E qual é a expectativa de vida média de uma produtora rural? Aquela mulher que levanta cedo, tem tripla jornada – ela vai tirar leite, tratar das criações, ela vai cuidar da família, da casa, vai pra roça junto, pilota trator – qual a expectativa média dessa mulher? Se você colocar uma mulher de 50 anos, produtora rural, ao lado de uma mulher que vive no ar-condicionado, que trabalha no escritório da mesma idade, você vai ver que há uma diferença na aparência visual às vezes de década. Você acha que essa pessoa tem a mesma expectativa de vida? Você não acha que nós não temos de tratar os diferentes de forma diferente? Você vai pagar a mesma quantidade e receber até três vezes menos? A proposta da Frente Parlamentar da Agropecuária é tratar os diferentes de forma diferente e os iguais de forma igual.
Repórter – Com base na fala do senhor, então foi infeliz o comentário do presidente da Casa, Rodrigo Maia, dizer que o brasileiro hoje consegue trabalhar até os 80 anos.
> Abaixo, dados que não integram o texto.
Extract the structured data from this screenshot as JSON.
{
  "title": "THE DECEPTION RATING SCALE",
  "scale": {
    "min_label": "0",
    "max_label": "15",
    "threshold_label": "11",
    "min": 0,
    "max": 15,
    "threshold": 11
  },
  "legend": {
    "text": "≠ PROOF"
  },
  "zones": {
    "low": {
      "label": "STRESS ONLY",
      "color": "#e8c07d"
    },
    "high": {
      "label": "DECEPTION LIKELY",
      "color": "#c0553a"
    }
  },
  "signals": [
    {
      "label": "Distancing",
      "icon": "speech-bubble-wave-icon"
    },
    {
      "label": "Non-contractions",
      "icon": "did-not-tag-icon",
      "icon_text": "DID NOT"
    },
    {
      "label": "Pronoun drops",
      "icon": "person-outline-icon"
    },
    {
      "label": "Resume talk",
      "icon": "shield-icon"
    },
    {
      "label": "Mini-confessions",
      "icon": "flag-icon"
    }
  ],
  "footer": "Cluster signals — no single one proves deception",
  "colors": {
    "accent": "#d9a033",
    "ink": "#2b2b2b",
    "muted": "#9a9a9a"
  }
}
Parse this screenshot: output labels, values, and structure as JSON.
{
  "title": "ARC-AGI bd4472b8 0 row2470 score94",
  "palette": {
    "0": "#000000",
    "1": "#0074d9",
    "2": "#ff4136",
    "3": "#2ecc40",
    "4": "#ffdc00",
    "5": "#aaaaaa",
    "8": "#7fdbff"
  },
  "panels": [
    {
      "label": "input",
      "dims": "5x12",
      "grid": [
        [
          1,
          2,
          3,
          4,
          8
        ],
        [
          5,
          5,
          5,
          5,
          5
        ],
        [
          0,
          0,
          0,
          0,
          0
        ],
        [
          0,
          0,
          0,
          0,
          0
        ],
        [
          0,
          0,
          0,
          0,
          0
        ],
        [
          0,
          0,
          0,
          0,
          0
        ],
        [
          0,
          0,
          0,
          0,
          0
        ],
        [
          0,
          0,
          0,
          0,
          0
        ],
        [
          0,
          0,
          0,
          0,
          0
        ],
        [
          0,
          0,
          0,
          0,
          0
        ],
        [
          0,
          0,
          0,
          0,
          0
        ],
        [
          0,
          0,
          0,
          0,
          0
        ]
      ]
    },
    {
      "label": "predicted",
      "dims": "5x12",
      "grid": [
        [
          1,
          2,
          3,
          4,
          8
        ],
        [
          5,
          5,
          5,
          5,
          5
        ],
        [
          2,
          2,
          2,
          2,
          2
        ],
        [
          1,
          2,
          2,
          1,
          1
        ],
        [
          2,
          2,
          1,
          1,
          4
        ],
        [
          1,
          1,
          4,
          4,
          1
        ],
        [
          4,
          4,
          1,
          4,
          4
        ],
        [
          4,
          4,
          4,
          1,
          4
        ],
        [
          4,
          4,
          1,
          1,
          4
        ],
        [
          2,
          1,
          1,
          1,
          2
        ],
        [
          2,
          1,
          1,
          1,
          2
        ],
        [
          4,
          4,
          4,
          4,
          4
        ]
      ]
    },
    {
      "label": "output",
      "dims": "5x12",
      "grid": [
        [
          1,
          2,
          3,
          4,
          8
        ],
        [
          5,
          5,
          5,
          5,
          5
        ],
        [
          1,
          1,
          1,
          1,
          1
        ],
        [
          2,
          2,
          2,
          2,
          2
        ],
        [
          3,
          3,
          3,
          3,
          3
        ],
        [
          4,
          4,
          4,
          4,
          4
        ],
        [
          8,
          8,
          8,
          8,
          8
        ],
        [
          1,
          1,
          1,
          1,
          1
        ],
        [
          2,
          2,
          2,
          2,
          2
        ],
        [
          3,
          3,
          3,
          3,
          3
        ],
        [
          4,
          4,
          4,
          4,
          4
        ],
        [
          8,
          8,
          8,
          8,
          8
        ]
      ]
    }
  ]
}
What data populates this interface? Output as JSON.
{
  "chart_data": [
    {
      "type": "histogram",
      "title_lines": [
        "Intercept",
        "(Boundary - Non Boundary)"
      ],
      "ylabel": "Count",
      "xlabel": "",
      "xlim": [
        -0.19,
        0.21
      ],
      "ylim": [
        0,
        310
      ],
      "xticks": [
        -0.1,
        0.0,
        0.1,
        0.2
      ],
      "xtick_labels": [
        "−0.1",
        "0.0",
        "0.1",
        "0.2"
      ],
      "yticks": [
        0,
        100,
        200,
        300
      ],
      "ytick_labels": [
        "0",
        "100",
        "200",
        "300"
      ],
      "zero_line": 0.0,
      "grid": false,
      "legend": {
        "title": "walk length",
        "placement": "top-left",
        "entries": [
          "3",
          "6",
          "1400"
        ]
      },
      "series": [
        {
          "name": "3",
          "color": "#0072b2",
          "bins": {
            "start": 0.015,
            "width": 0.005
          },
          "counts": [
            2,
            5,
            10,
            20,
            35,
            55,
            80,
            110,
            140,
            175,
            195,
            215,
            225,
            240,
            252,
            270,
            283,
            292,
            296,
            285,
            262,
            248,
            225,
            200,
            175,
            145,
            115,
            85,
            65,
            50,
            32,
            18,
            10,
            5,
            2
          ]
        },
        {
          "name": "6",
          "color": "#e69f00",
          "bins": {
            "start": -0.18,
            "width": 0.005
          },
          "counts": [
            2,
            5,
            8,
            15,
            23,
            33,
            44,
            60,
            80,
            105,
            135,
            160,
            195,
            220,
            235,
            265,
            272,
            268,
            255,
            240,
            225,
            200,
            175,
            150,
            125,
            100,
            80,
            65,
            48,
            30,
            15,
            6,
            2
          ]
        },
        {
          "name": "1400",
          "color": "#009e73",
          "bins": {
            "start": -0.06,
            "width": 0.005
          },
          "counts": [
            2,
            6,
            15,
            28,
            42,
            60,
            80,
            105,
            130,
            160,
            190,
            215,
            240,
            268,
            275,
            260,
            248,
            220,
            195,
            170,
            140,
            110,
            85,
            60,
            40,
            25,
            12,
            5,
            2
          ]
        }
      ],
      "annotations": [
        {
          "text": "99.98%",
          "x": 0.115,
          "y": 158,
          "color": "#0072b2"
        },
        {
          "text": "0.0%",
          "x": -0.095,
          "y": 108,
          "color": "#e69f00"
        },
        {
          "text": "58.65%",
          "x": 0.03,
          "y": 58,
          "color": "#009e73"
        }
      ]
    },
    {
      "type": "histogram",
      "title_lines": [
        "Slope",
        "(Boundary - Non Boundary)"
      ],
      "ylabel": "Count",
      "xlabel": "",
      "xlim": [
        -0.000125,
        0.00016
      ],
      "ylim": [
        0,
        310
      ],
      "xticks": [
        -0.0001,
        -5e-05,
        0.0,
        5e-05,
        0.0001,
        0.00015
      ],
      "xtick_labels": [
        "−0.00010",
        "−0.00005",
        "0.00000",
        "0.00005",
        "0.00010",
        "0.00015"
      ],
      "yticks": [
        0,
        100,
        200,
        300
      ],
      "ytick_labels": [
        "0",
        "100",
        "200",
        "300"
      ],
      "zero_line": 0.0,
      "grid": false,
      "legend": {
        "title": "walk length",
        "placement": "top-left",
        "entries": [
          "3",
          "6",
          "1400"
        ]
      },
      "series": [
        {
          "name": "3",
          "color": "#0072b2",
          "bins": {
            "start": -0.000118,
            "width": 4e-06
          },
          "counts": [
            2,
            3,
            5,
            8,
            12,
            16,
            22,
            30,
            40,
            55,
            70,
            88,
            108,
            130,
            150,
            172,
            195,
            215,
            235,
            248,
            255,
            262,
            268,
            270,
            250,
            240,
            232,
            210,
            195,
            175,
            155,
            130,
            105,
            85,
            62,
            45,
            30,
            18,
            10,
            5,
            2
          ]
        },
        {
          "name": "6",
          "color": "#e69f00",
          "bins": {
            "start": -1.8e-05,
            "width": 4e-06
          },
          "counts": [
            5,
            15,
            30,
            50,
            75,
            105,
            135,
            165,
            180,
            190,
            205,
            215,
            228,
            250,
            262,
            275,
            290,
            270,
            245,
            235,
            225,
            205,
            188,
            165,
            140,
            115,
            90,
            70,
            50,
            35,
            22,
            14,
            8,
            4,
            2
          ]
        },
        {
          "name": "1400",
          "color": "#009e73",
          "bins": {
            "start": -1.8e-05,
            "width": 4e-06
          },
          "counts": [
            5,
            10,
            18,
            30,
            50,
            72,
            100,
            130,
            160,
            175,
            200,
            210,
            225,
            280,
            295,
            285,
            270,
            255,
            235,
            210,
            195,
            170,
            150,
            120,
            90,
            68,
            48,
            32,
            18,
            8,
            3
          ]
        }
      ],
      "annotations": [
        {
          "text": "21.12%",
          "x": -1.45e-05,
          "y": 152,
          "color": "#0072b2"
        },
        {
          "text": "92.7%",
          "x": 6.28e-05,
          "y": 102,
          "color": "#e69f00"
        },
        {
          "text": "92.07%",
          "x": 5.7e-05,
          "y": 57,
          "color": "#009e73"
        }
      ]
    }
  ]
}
SS – Olha, eu não conheço a fala do presidente Rodrigo Maia, mas vou dizer para você que eu conheço muitas pessoas que estão com 80 anos e trabalham muito. Por exemplo, eu não sei qual a idade do Odacir Klein (ex-ministro da Agricultura), mas deve ter pra frente de 70. Acabei de falar do meu pai, que tem quase 77 anos. Trabalha, monta cavalo, laça bezerro, vai pra roça e faz todas as atividades. Eu acho que muitos têm condições, outros claro que não. Vejo que se você pegar um cidadão que trabalha na construção civil, que carrega saco de cimento, que carrega feixe de ferro nas costas, será que com 65 anos ele vai conseguir fazer isso? Por isso, você precisa tratar os diferentes de forma diferente.